Viviana Torrado lleva más de tres décadas enseñando danza en Río Grande, pero su vínculo con el folclore nació mucho antes, cuando apenas tenía seis años en Llavallol. Hoy, jubilada, sigue dedicada a transmitir esa pasión a adultos mayores y nuevas generaciones.
Su historia comenzó en la provincia de Buenos Aires, donde dio sus primeros pasos impulsada por su familia, a quienes recuerda con profundo cariño. Con el tiempo, se formó con reconocidos maestros como Oscar Murillo y Mabel Pimentel, del Ballet Brandsen, lo que cimentó las bases de una vocación que la acompañaría toda la vida.
Una vida ligada al Municipio
En 1985, Viviana llegó a Río Grande y dos años después, en 1987, se incorporó al Municipio. Desde entonces, comenzó a transitar un camino vinculado a la enseñanza y a la cultura local, convirtiendo aquella pasión infantil en una vocación que continúa vigente.
Para ella, enseñar folclore va mucho más allá de transmitir pasos y coreografías. La disciplina, el respeto, el esfuerzo y el compromiso son valores fundamentales que intenta inculcar, pero también considera esencial acompañar a cada alumno según sus capacidades y motivaciones.
La danza como herramienta de contención
Con el correr de los años, la danza se transformó en una herramienta de contención, integración y acompañamiento para niños, jóvenes y adultos. Ya jubilada, Viviana continúa trabajando con adultos mayores, para quienes cada encuentro representa un espacio de disfrute, bienestar y encuentro.

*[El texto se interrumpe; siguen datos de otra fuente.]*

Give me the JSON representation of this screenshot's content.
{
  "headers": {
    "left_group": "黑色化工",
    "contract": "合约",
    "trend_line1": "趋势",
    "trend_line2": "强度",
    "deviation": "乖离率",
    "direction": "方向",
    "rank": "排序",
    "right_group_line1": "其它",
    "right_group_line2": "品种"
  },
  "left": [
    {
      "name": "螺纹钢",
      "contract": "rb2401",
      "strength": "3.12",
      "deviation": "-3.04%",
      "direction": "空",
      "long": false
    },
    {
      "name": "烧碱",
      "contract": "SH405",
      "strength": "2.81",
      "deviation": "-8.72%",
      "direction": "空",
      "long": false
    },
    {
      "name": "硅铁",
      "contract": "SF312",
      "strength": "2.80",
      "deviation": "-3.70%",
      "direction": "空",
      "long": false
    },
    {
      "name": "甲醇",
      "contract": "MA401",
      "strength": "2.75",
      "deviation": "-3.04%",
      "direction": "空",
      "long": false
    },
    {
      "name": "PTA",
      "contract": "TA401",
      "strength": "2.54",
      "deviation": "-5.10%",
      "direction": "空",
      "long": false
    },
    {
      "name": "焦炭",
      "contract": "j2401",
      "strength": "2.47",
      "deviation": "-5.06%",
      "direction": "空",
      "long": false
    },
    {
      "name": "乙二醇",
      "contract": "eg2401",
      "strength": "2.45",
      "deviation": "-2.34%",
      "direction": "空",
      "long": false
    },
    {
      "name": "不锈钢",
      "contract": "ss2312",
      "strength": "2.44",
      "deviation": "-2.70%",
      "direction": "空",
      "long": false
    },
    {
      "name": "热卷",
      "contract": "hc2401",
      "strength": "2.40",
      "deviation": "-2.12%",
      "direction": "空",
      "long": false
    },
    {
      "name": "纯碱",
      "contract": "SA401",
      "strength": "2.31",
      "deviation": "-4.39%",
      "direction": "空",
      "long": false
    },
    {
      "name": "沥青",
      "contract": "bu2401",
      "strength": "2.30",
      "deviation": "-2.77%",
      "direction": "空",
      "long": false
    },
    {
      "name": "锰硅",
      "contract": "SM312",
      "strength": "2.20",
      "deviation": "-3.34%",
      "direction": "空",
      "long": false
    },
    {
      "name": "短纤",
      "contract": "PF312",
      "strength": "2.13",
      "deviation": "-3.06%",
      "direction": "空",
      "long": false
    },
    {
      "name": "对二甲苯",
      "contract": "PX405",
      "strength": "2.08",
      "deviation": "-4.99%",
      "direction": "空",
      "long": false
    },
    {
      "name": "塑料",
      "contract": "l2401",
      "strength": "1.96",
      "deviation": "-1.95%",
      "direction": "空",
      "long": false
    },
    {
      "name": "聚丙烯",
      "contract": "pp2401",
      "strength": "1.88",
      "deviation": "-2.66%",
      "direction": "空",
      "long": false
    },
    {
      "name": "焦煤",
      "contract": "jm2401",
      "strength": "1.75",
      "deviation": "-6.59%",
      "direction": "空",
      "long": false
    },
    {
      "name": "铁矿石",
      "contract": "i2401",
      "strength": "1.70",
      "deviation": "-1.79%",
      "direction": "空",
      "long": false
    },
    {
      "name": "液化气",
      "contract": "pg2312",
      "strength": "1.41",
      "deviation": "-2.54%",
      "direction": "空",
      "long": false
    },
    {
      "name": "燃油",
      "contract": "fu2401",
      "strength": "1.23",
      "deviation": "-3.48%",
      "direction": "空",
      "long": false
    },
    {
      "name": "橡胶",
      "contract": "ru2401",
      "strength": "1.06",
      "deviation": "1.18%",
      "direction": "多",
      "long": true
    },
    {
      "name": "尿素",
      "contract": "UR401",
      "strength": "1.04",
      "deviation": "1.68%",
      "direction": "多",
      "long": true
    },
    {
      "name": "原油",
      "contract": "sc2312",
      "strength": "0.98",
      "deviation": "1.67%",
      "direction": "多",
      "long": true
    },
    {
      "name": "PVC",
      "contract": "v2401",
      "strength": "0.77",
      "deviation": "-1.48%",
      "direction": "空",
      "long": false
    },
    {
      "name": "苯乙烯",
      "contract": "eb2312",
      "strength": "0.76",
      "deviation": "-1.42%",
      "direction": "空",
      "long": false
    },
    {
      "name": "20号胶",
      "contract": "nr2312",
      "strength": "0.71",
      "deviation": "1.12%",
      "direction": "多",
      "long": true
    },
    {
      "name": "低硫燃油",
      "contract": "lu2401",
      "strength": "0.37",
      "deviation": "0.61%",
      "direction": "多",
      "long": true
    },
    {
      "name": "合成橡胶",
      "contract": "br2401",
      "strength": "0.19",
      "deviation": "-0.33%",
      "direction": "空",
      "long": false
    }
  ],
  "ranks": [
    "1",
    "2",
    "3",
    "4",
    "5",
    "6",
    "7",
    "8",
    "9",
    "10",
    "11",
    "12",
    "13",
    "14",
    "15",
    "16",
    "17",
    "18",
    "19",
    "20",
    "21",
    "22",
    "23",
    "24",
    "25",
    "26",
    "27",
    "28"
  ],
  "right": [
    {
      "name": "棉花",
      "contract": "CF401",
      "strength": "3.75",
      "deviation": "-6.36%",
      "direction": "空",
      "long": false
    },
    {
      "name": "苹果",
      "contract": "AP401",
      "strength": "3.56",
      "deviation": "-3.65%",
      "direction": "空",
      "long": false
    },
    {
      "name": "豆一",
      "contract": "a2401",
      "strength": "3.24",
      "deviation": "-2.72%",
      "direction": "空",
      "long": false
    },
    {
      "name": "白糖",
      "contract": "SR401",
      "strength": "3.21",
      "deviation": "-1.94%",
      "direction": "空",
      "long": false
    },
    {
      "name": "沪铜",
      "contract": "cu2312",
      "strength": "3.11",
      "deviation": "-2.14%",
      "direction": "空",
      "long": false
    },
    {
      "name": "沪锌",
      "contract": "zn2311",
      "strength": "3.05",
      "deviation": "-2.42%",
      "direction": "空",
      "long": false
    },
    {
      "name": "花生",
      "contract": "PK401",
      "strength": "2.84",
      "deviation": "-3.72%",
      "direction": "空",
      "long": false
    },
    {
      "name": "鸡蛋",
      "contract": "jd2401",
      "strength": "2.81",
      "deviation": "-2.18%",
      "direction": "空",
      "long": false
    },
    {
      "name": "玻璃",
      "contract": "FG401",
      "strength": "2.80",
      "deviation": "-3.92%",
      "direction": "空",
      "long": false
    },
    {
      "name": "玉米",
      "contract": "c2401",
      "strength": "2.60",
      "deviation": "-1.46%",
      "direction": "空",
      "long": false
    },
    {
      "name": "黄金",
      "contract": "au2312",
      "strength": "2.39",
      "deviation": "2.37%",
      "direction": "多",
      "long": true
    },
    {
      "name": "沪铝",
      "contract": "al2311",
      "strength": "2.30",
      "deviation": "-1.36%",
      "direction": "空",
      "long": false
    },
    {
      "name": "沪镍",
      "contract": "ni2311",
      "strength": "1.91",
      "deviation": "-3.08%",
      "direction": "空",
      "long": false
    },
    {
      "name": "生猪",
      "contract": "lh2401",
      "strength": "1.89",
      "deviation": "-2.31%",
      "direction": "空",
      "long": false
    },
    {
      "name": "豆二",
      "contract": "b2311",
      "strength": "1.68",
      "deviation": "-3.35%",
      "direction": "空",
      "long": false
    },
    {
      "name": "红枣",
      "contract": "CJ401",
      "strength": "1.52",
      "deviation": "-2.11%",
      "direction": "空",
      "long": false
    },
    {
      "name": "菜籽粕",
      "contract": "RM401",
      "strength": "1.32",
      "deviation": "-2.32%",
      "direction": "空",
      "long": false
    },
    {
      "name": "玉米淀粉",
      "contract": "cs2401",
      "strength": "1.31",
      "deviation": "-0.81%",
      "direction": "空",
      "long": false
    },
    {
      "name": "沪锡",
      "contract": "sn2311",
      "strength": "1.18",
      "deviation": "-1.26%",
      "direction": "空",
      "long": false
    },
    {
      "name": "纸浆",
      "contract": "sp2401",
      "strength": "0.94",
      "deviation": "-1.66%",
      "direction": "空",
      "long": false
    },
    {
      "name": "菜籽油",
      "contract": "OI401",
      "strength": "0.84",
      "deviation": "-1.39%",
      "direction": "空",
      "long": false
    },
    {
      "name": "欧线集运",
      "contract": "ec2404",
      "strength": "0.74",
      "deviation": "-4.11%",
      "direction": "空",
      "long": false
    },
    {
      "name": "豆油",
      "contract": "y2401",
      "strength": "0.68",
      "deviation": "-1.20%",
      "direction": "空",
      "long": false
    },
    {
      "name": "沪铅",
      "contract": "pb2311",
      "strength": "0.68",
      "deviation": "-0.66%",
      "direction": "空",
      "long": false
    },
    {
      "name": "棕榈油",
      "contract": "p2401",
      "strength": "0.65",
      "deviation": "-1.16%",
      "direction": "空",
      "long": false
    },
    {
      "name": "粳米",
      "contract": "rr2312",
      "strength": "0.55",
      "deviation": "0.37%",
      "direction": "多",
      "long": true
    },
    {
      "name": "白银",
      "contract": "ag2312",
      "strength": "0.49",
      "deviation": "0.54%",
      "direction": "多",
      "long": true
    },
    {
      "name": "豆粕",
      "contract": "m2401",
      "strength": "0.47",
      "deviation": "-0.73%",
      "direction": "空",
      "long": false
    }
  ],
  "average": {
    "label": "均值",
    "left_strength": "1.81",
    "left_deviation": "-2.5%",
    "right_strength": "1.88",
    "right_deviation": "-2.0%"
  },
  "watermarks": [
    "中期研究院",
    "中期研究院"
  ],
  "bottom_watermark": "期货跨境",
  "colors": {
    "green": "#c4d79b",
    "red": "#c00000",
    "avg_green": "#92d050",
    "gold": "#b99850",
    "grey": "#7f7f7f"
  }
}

Entre las experiencias más significativas de su carrera, recuerda con emoción su participación en El Abuelazo, en Cosquín, donde muchos de sus alumnos pudieron cumplir el sueño de bailar en ese escenario tan emblemático del folclore argentino.
Los desafíos de viajar
Los costos de los viajes suelen representar un obstáculo importante. Por eso, junto a la comunidad, impulsan actividades autogestivas como las “Mateadas”, espacios donde la música y la danza se combinan con la posibilidad de compartir y recaudar fondos.
También guarda un recuerdo muy especial: una imagen junto a su hermano, a quien ayudó a reencontrarse con la danza. Un gesto que refleja su generosidad y su compromiso con el arte.
Hoy, su mayor satisfacción sigue estando en enseñar y acompañar a nuevas generaciones y adultos mayores. Una manera de sostener, desde Río Grande, las raíces del folclore argentino a través de la danza.